M. NourbeSe Philip

I introduced M. NourbeSe Philip’s performance April 30 to the Northeast Modern Language Association:

“If no one listens and cries / is it still poetry?” M. NourbeSe Philip asks in her second book of poetry, Salmon Courage. The question carries over to more recent work as well, and conveys what Fred Moten describes as the author’s “heroism, which amounts to nothing more than a radical disavowal of the heroic, consisting [in] a deep and a fatal sounding.” That deep and fatal sounding is tested most notably in Zong!, a book-length poem based on an eighteenth-century court case, Gregson vs. Gilbert, the only public document related to the lives and deaths of 150 Africans murdered for insurance money aboard the slave ship Zong. This work, undertaken “on behalf of the living,” attempts, as Philip acknowledges, to “re-humanize[…] dehumanized figures.” Her investigation sounds the fragile exposure of human life against the infernal codes of legal and economic systems, all in a language that disrupts its own certainty. Philip’s self-mastery as a poet enables her writing toward an event that resists any imposition of meaning, and so poetry is used to enter an abyss of dreadful imaginings.

“Creat[ing] disorder with poetry, though with an accuracy of language,” Philip announces an ongoing process of arrival. Her writing is circumscribed by features of modernity shaped and extended by slavery, colonialism, and the borderline mechanics of sovereignty and discipline whereby the world is apprehended. What she encounters is nothing less than a “socio-ecological” catastrophe.

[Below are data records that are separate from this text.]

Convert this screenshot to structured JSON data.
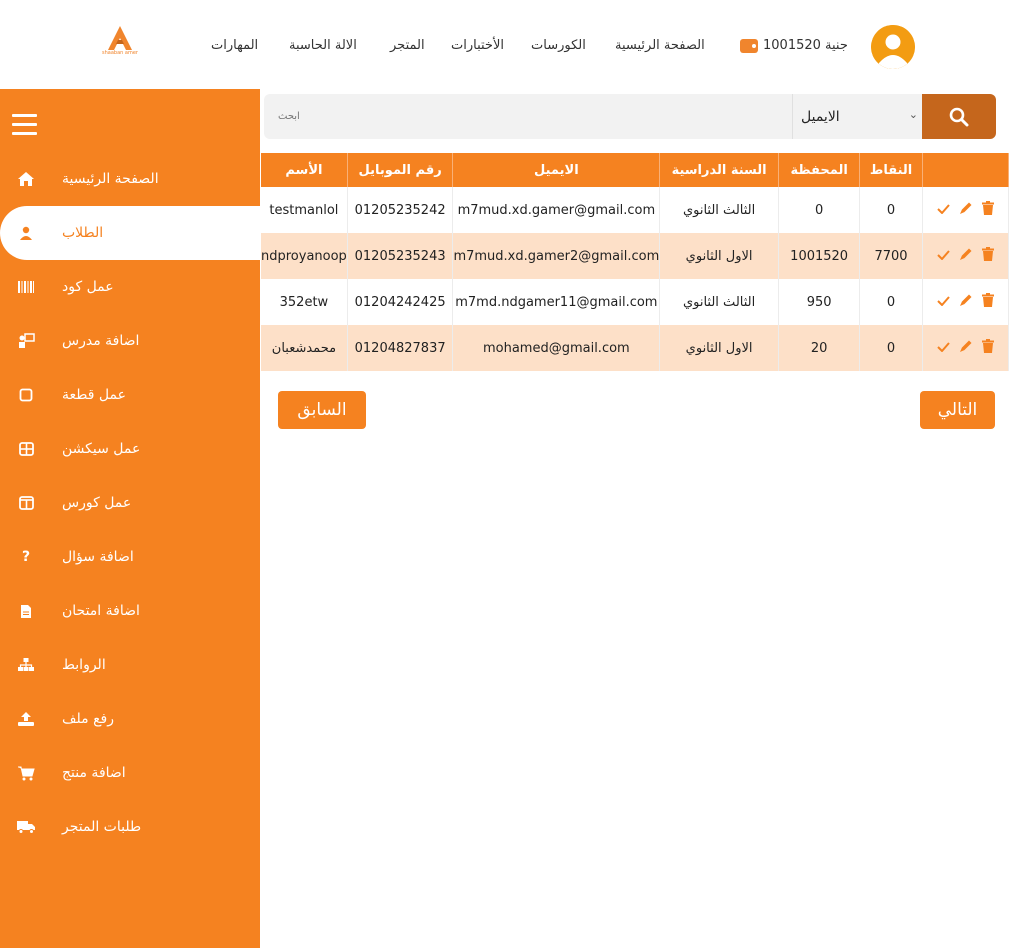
{
  "logo": {
    "text": "shaaban amer"
  },
  "nav": {
    "skills": "المهارات",
    "calculator": "الالة الحاسبة",
    "store": "المتجر",
    "exams": "الأختبارات",
    "courses": "الكورسات",
    "home": "الصفحة الرئيسية"
  },
  "wallet": {
    "label": "جنية 1001520"
  },
  "sidebar": {
    "items": [
      {
        "label": "الصفحة الرئيسية",
        "icon": "home-icon"
      },
      {
        "label": "الطلاب",
        "icon": "user-icon",
        "active": true
      },
      {
        "label": "عمل كود",
        "icon": "barcode-icon"
      },
      {
        "label": "اضافة مدرس",
        "icon": "teacher-icon"
      },
      {
        "label": "عمل قطعة",
        "icon": "square-icon"
      },
      {
        "label": "عمل سيكشن",
        "icon": "grid-icon"
      },
      {
        "label": "عمل كورس",
        "icon": "columns-icon"
      },
      {
        "label": "اضافة سؤال",
        "icon": "question-icon"
      },
      {
        "label": "اضافة امتحان",
        "icon": "exam-icon"
      },
      {
        "label": "الروابط",
        "icon": "sitemap-icon"
      },
      {
        "label": "رفع ملف",
        "icon": "upload-icon"
      },
      {
        "label": "اضافة منتج",
        "icon": "cart-icon"
      },
      {
        "label": "طلبات المتجر",
        "icon": "truck-icon"
      }
    ]
  },
  "search": {
    "placeholder": "ابحث",
    "filter_value": "الايميل"
  },
  "table": {
    "headers": {
      "points": "النقاط",
      "wallet": "المحفظة",
      "year": "السنة الدراسية",
      "email": "الايميل",
      "mobile": "رقم الموبايل",
      "name": "الأسم"
    },
    "rows": [
      {
        "points": "0",
        "wallet": "0",
        "year": "الثالث الثانوي",
        "email": "m7mud.xd.gamer@gmail.com",
        "mobile": "01205235242",
        "name": "testmanlol"
      },
      {
        "points": "7700",
        "wallet": "1001520",
        "year": "الاول الثانوي",
        "email": "m7mud.xd.gamer2@gmail.com",
        "mobile": "01205235243",
        "name": "ndproyanoop"
      },
      {
        "points": "0",
        "wallet": "950",
        "year": "الثالث الثانوي",
        "email": "m7md.ndgamer11@gmail.com",
        "mobile": "01204242425",
        "name": "352etw"
      },
      {
        "points": "0",
        "wallet": "20",
        "year": "الاول الثانوي",
        "email": "mohamed@gmail.com",
        "mobile": "01204827837",
        "name": "محمدشعبان"
      }
    ]
  },
  "pager": {
    "next": "التالي",
    "prev": "السابق"
  },
  "colors": {
    "accent": "#f58220",
    "accent_dark": "#c5661c",
    "row_alt": "#fde0c8"
  }
}
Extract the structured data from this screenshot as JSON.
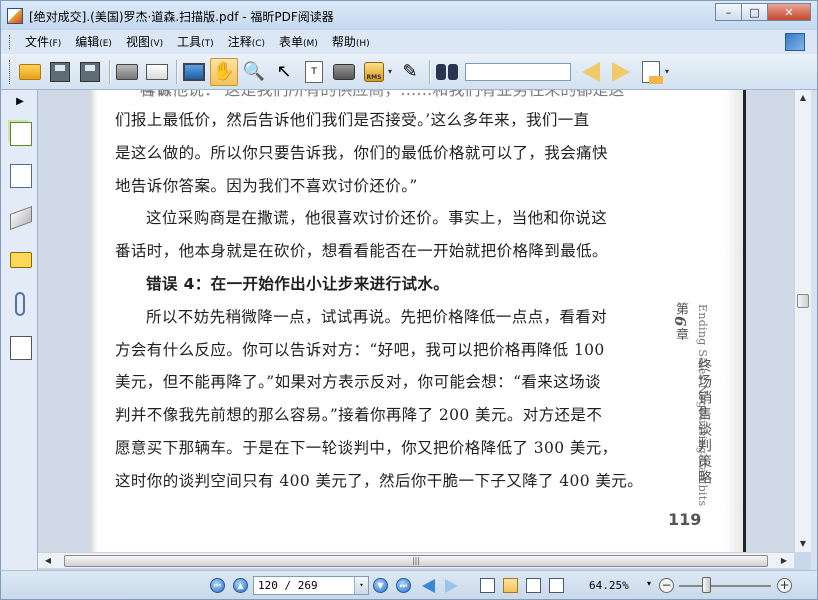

The disruption of the violent history that encompasses and conveys the murders on the slave ship is disclosed through a “fugal anti-narrative” that discovers song in the legal records of Zong. The poem bears witness to the “resurfacing of the drowned and the oppressed” in a world where immigrants even now drown in desperate voyage into the African Mediterranean. Philip addresses the ongoing violence of modernity through the scale of human abduction, where language and its orienting features give shape and consequence to the brutal linearity of trade, law, and the subjective harrowings that underwrite a vicious global contest over natural resources and human labor. Such intersections of desire and economy find origin in Europe and Africa at the beginning of the modern era, and the languages and imposed silences of those relations between nations and people haunt us still. It is this “hauntology,” as Philip puts it, that concerns the startling clarity and terror of her work.

Philip was born in Tobago and moved to Canada to attend Western University, where she graduated with a law degree in 1973. Besides the investigative and linguistic achievement of Zong!, other major works include the novels Harriet’s Daughter and Looking for Livingstone: An Odyssey of Silence, and the poetry collection She Tries Her Tongue, Her Silence Softly Breaks, winner of the Casa de las Americas Prize in poetry. Author of four collections of essays and other writing, Philip’s work spans and interweaves contrasting genres. Her writing situates themes of colonialism, race, memory, identity, and place at the contrasting intersections of political and poetic innovation. Please join me in welcoming her here tonight.